TKP Persuade Inspector over Major Green Belt Development and Gain Full Award of Costs

January 16, 2014 12:44 pm Published by

Working in conjunction with leading Counsel, Jeremy Cahill QC of No.5 Chambers, Tetlow King Planning (TKP) was able to persuade senior Planning Inspector, Jessica Graham, to recommend approval of 200 houses and a 150 berth canal marina in the Green Belt to the Secretary of State, following a three day public inquiry held in July 2013.  Unfortunately the Inspector’s recommendation was not ultimately accepted by the Secretary of State, who chose to dismiss the appeal, albeit still granting a full award of costs to the Appellant, the Ronald Wilson Trust.

The appeal related to a large 29 hectare site in the Green Belt on the edge of Bedworth, formerly the Hawkesbury Golf Course.  The site sits adjacent to the Coventry Canal at Hawkesbury Junction. The original proposal included up to 200 dwellings, a 150 berth Canal Marina, allotments, community building and public open space.

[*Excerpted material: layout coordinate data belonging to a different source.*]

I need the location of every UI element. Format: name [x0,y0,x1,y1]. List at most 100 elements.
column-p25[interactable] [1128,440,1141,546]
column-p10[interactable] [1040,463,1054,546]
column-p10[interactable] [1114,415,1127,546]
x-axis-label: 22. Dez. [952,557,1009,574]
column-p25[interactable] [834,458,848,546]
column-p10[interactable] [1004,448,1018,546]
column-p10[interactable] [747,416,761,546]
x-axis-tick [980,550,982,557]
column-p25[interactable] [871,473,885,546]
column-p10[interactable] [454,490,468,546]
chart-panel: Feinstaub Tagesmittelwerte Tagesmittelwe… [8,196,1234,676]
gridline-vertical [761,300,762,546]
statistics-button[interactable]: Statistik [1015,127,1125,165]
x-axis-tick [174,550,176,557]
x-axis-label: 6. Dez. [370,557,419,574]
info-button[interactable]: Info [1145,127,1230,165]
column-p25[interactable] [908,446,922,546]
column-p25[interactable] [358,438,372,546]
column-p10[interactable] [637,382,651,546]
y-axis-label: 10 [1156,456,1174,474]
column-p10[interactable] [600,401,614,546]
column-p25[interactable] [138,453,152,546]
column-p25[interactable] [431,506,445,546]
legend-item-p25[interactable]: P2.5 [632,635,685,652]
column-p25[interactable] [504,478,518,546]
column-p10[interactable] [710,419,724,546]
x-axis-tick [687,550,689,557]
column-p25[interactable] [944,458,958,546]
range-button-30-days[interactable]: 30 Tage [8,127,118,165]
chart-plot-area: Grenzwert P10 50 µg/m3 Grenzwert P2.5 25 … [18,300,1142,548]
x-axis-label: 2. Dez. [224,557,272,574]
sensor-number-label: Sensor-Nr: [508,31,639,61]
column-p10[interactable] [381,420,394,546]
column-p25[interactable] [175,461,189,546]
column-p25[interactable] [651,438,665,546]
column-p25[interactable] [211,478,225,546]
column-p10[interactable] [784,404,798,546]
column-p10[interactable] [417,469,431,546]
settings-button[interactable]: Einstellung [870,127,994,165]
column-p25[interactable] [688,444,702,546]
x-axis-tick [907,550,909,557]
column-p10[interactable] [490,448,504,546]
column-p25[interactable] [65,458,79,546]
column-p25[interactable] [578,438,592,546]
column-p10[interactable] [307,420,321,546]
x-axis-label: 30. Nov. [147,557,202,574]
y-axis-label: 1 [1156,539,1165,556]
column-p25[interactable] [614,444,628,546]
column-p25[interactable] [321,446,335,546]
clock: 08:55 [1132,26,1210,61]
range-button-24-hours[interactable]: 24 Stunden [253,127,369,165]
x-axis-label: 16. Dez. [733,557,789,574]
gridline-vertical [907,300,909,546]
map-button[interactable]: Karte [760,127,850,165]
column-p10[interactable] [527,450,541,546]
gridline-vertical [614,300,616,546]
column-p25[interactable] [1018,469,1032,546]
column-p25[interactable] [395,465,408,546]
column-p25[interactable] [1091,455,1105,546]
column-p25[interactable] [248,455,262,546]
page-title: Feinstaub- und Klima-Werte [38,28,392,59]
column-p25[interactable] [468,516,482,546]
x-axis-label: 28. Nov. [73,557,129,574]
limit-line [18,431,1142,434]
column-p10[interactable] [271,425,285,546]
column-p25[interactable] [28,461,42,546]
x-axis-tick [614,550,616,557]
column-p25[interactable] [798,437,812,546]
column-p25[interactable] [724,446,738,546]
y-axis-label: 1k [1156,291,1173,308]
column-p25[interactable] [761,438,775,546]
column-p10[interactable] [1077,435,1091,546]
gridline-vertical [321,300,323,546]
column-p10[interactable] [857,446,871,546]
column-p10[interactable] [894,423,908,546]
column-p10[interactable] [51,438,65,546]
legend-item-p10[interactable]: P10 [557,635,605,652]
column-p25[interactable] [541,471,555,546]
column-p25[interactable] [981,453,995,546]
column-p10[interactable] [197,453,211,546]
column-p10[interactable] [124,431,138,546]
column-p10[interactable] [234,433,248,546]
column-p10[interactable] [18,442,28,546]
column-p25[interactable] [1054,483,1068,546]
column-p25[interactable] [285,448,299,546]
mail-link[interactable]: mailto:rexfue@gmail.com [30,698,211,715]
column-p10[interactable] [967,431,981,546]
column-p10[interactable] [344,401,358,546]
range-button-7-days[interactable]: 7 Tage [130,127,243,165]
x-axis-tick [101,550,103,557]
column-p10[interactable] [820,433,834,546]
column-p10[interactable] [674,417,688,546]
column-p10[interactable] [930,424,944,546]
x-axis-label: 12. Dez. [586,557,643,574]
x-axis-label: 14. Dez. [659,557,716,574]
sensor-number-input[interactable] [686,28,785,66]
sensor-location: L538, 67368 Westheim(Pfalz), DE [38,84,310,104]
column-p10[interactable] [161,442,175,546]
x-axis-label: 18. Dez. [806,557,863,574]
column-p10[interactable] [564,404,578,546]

After detailed discussions over many months, the planning officers of Nuneaton and Bedworth Borough Council recommended approval of the application.  Members initially supported officer’s recommendations and resolved to approve the application at Planning Committee; however it was subsequently called back to committee after a procedural error within the Council meant that local residents had not been notified that the scheme was to be discussed.  At the second meeting the scheme was unanimously refused for the sole reason of impact upon the highway network.  An appeal was made and at the same time a revised application submitted, reducing the number of dwellings to a maximum of 169. This second application was again recommended for approval but refused by members. This was also appealed and both proposals were considered at the same inquiry.

At the inquiry  a compelling case was made setting out the very special circumstances for this large scale development within the Green Belt.  These included that the Council’s development plan was not up to date and relevant; and that it was agreed that the Council could not demonstrate the necessary five year housing land supply required by the National Planning Policy Framework (March 2012).  Jonathan Adams, Director at TKP, provided the expert planning evidence  at the public inquiry to justify this major development within the Green Belt.  He was assisted by highway consultants, Entran,who provided evidence  that there was no justification for the highways reason for refusal.

The Inspector concluded:

“On balance, the benefits of both proposals would in each case clearly outweigh the harm. This would result, in both cases, in the ‘very special circumstances’ necessary to justify granting planning permission for development in the Green Belt. As I consequence, I consider that both appeals should be allowed.”

In considering the Inspector’s Report, the Secretary of State took a different view.  He agreed with the majority of the Inspector’s conclusions, however placed less weight upon the benefits provided by way of the new open space, foot and cycle paths, allotments and community building.  The Secretary of State  ultimately concluded:

“Green Belt considerations apart, the Secretary of State sees considerable merit in both the appeal proposals. Whilst he considers that the decisions on both appeal proposals are very finely balanced, he considers that in both cases the benefits do not clearly outweigh the harm to the Green Belt”.

Despite the negative decision on the two planning appeals, TKP was successful in obtaining a full award of costs for the Appellant due to the unreasonable behaviour of the Council in failing to produce evidence to support its reason for refusal.

Jonathan Adams, Director at TKP, who coordinated the applications and appeals, briefed Counsel and gave evidence to the Inquiry, stated:

“It is satisfying to have persuaded senior Inspector Jessica Graham that the benefits of the proposal outweighed the harm to developing in the Green Belt and that on balance very special circumstances justified the approval of both appeals. It was however very disappointing that politics prevailed and that the Secretary of State did not accept his Inspector’s recommendations to approve both proposals in the Green Belt. I am very pleased that after all our efforts to address Members’ concerns over the impact of the schemes on the highway network, that the Secretary of State agreed with the Inspector and awarded a full award of the substantial costs for both appeal proceedings against the Council. It is highly unusual for the Secretary of State to award full costs against a Council on schemes that he refused. Overall, the Secretary of State’s positive comments gives us confidence that housing will be accepted during the emerging Local Plan process.”